Ein Jahr nach dem Hochwasser: Wie Rudersberg wieder aufsteht Von Martin Oversohl, dpa

Unterspülte Straßen, zerstörte Brücken und ungezählte überflute
te
Keller: Vor einem Jahr setzte Starkregen die Gemeinde Rudersberg
unter Wasser. Was ist seitdem geschehen? Und welche Spuren bleiben?

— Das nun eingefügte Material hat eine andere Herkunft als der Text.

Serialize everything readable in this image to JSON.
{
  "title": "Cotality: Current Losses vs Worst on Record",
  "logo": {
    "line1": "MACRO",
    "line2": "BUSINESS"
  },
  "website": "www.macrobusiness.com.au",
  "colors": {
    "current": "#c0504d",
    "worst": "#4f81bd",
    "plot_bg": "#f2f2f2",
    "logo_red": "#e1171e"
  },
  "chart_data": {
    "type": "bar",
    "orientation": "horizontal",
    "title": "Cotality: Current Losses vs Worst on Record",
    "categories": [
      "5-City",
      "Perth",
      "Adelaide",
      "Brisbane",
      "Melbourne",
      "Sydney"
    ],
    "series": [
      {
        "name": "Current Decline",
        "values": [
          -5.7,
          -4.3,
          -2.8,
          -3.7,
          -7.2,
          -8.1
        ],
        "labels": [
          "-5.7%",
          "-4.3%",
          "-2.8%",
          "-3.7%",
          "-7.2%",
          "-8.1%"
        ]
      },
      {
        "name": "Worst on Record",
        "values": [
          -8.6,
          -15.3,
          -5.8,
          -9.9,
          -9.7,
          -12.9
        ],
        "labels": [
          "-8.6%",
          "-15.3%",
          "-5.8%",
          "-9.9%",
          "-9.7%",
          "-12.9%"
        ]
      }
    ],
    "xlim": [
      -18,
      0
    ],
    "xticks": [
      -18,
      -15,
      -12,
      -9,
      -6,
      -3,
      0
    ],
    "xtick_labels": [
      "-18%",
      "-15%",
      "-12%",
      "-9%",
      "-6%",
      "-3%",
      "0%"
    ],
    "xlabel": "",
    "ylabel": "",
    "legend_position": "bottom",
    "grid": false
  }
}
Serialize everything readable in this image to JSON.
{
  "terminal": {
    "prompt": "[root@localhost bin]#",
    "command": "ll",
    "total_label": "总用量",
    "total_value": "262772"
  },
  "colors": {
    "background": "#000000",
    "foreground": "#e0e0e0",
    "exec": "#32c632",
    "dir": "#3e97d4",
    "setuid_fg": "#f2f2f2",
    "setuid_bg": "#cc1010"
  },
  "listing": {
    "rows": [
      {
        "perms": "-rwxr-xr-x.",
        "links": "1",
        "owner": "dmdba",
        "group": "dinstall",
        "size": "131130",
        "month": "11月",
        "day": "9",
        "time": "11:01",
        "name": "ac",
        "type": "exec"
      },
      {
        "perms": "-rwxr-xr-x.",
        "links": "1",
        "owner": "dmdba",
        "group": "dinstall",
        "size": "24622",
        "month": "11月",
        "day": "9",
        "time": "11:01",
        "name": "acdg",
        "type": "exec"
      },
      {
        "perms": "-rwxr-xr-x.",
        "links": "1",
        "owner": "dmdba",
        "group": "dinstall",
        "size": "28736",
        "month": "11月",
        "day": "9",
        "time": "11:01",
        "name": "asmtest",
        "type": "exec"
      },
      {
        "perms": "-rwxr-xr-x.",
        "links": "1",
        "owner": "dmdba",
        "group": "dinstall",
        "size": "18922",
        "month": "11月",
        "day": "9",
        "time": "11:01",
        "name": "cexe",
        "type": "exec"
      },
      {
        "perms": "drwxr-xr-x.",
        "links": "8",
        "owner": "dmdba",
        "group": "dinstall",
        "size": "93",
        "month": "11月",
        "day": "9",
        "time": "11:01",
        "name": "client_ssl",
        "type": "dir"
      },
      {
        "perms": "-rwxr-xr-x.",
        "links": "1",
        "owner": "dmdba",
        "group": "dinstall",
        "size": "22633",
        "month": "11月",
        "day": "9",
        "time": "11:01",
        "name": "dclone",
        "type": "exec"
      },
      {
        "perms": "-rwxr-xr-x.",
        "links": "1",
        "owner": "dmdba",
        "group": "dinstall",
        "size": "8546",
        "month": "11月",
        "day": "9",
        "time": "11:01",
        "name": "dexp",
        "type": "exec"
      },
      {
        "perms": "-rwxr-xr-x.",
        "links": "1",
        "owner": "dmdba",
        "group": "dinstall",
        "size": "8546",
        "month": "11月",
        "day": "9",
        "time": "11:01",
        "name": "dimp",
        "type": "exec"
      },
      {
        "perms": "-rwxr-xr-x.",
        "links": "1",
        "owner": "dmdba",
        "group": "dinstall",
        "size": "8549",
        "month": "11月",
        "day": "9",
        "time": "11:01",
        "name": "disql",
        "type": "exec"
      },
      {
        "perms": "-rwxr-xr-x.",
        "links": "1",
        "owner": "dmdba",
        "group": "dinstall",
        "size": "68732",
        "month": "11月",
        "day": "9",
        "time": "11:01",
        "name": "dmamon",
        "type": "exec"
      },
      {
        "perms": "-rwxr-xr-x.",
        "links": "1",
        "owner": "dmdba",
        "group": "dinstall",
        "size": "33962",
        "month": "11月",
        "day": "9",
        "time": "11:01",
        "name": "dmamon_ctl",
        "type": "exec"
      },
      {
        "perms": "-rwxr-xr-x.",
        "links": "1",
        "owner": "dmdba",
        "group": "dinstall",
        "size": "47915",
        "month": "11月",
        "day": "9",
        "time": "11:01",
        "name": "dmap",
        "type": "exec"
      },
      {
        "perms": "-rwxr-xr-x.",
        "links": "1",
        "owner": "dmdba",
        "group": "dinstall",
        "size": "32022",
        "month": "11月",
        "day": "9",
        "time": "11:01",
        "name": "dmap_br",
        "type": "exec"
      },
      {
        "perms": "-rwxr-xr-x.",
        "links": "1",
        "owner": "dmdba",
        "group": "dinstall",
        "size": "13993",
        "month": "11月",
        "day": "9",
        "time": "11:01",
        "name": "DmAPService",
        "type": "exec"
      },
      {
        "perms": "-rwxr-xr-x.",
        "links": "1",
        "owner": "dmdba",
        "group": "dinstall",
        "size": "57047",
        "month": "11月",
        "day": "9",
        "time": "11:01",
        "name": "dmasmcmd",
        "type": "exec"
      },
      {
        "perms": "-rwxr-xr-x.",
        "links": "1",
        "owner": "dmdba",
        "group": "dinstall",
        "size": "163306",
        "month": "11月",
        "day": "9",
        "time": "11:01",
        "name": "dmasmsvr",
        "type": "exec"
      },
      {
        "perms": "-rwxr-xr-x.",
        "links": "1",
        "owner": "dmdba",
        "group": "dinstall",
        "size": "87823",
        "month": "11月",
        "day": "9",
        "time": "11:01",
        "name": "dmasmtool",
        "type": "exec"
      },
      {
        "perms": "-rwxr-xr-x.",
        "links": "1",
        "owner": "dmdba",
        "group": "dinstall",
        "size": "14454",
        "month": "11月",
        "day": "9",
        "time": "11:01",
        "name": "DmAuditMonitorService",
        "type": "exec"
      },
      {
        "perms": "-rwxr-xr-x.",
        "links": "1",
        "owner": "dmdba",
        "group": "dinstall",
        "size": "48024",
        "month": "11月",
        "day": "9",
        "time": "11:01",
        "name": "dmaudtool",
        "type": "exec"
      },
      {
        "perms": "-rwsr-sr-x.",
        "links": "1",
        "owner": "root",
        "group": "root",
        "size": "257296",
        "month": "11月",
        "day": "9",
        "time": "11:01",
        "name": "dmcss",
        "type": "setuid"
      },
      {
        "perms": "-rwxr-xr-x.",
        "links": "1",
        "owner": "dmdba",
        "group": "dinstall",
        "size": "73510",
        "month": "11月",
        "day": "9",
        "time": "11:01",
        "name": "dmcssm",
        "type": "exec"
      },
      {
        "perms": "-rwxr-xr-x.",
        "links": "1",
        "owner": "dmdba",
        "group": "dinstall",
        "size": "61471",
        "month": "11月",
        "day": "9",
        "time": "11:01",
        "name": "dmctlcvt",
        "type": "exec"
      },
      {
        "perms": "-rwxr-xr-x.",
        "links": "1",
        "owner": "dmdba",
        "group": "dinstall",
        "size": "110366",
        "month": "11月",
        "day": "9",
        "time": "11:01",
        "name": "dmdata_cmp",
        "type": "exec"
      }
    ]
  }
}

Rudersberg/Schorndorf (dpa) - Dort, wo Werner Diggelmann vor einem
Jahr um sein Leben gekämpft hat, steht jetzt ein Kirmes-Schaukelpferd
aus Holz. Früher war hier das Arbeitszimmer des 83-Jährigen. In einem
Wandschrank bewahrte er seine Dia-Sammlung und seine Unterlagen auf -
sauber geordnet, von der Steuer bis zu den Versicherungen. Jetzt ist
der Raum frisch verputzt, er soll wieder belebt werden. 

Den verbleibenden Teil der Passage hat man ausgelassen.